Sejujurnya Alice ragu semenjak kejadian anak-anak ini tertangkap mencuri senjata. Namun bicara terus terang, Alice merasa tak begitu berguna ketika semua ini terjadi. Ia tak banyak memberikan kontribusi apa pun sebagai seorang asisten walikota.
Alice, Glenn, Jane, dan Ruby menuju perpustakaan. Besar dan berisi banyak buku, layaknya perpustakaan rumah walikota.
“Kita harus mulai dari mana?” Glenn menggaruk tengkuk. Diperkirakan ada sampai 1000 buku di sini.
“Delapan ratus enam puluh tiga.” Alice memaparkan detail jumlah buku. Ia menunjuk satu rak. “Bagian itu merupakan arsip militer. Barang kali kita bisa menemukan yang kalian inginkan.”
Rak yang berdiri di sudut ruangan, agak kusam dan kotor. Bukan, bukan karena tidak dibersihkan. Tapi arsip-arsip itu memang sudah sangat lama. Mungkin saja seusia dengan Chaderia.
Glenn meraih satu buku. Pembangunan Menara Jam.
“Wow…” Akibat jarang masuk perpustakaan, Glenn baru tahu ada buku seperti ini. Mengintip isi buku sekilas, ternyata Menara jam dibangun untuk memperingati kota Chaderia saat berusia 50 tahun. Itu artinya Menara jam sudah berusia 80 tahun.
Glenn menaruh buku ke tempat semula, lantaran bukan itu yang dicari. Kemudian bola matanya menjelajah kembali. Namun, benak Glenn merasakan sesuatu yang janggal. Dokumen terkait Menara jam, mengapa ada di bagian arsip militer?
"Perjanjian Chaderia dengan Angkatan militer?” Dua alis Ruby menukik. “Aku baru tahu Chaderia bekerja sama dengan militer.”
Jane dan Glenn merapat. Glenn juga baru tahu, sementara Jane sudah tahu dari Jasper.
“Itu sudah sangat lama,” ujar Alice.
“Kapan?” tanya Jane.
“Saat Chaderia berusia 10 tahun. Menara jam adalah pemberian dari Angkatan militer.”
Pernyataan Alice menjawab kebingungan Glenn, serta pertanyaan Jane mengenai mengapa banyak senjata api di Menara jam.
Jane meminjam buku dari Ruby. Membaca poin-poin penting, Jane menyimpulkan bahwa Angkatan militer menawarkan keamanan untuk Chaderia bila Chaderia bersedia menjadi tempat pelatihan militer.
Tentunya bukan di tengah penduduk, tetapi di area hutan yang masih merupakan bagian Chaderia.
“Lalu, kenapa sekarang tidak lagi?”
Pertanyaan Jane membuat Alice gelagapan. Seperti panik sendiri. Lekas, Alice mengambil buku di tangan Jane.
“Itu tidak penting. Sekarang, kita temukan buku pembuatan senjata.”
...***...
20 April—Pukul 15.23
Saat ini, warga sipil yang tersisa berada di ruang tamu. Sampai hari berikutnya, tak ada yang boleh meninggalkan ruangan. Komplotan remaja duduk di dekat jendela.
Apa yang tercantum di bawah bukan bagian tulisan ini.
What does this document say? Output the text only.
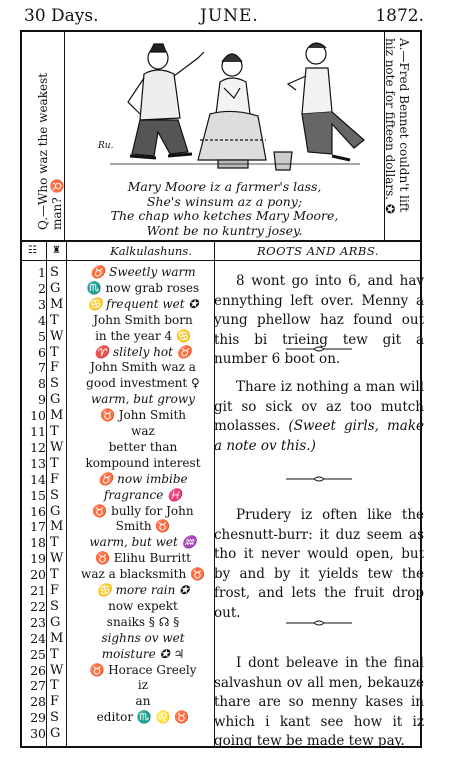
30 Days.	JUNE.	1872.
Q.—Who waz the weakest man? ♉
Ru.
Mary Moore iz a farmer's lass,
She's winsum az a pony;
The chap who ketches Mary Moore,
Wont be no kuntry josey.
A.—Fred Bennet couldn't lift
hiz note for fifteen dollars. ✪
☷ ♜	Kalkulashuns.	ROOTS AND ARBS.
1 S	♉ Sweetly warm
2 G	♏ now grab roses
3 M	♋ frequent wet ✪
4 T	John Smith born
5 W	in the year 4 ♋
6 T	♈ slitely hot ♉
7 F	John Smith waz a
8 S	good investment ♀
9 G	warm, but growy
10 M	♉ John Smith
11 T	waz
12 W	better than
13 T	kompound interest
14 F	♉ now imbibe
15 S	fragrance ♓
16 G	♉ bully for John
17 M	Smith ♉
18 T	warm, but wet ♒
19 W	♉ Elihu Burritt
20 T	waz a blacksmith ♉
21 F	♋ more rain ✪
22 S	now expekt
23 G	snaiks § ☊ §
24 M	sighns ov wet
25 T	moisture ✪ ♃
26 W	♉ Horace Greely
27 T	iz
28 F	an
29 S	editor ♏ ♌ ♉
30 G

8 wont go into 6, and hav ennything left over. Menny a yung phellow haz found out this bi trieing tew git a number 6 boot on.

Thare iz nothing a man will git so sick ov az too mutch molasses. (Sweet girls, make a note ov this.)

Prudery iz often like the chesnutt-burr: it duz seem as tho it never would open, but by and by it yields tew the frost, and lets the fruit drop out.

I dont beleave in the final salvashun ov all men, bekauze thare are so menny kases in which i kant see how it iz going tew be made tew pay.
“Kira-kira, kapan Stewart dibebaskan, ya?” Glenn menopang dagu.
“Ibuku bilang besok.”
“Lama sekali…. Kenapa tidak malam ini saja….” Glenn merasa kesepian.
Oh iya! Bicara mengenai hasil dari perpustakaan, mereka sadar ternyata merakit pistol tidak semudah itu. Selain membutuhkan beragam bahan kimia, diperlukan juga keahlian khusus.
Memang benar. Ide bodoh, persis perkataan Jane.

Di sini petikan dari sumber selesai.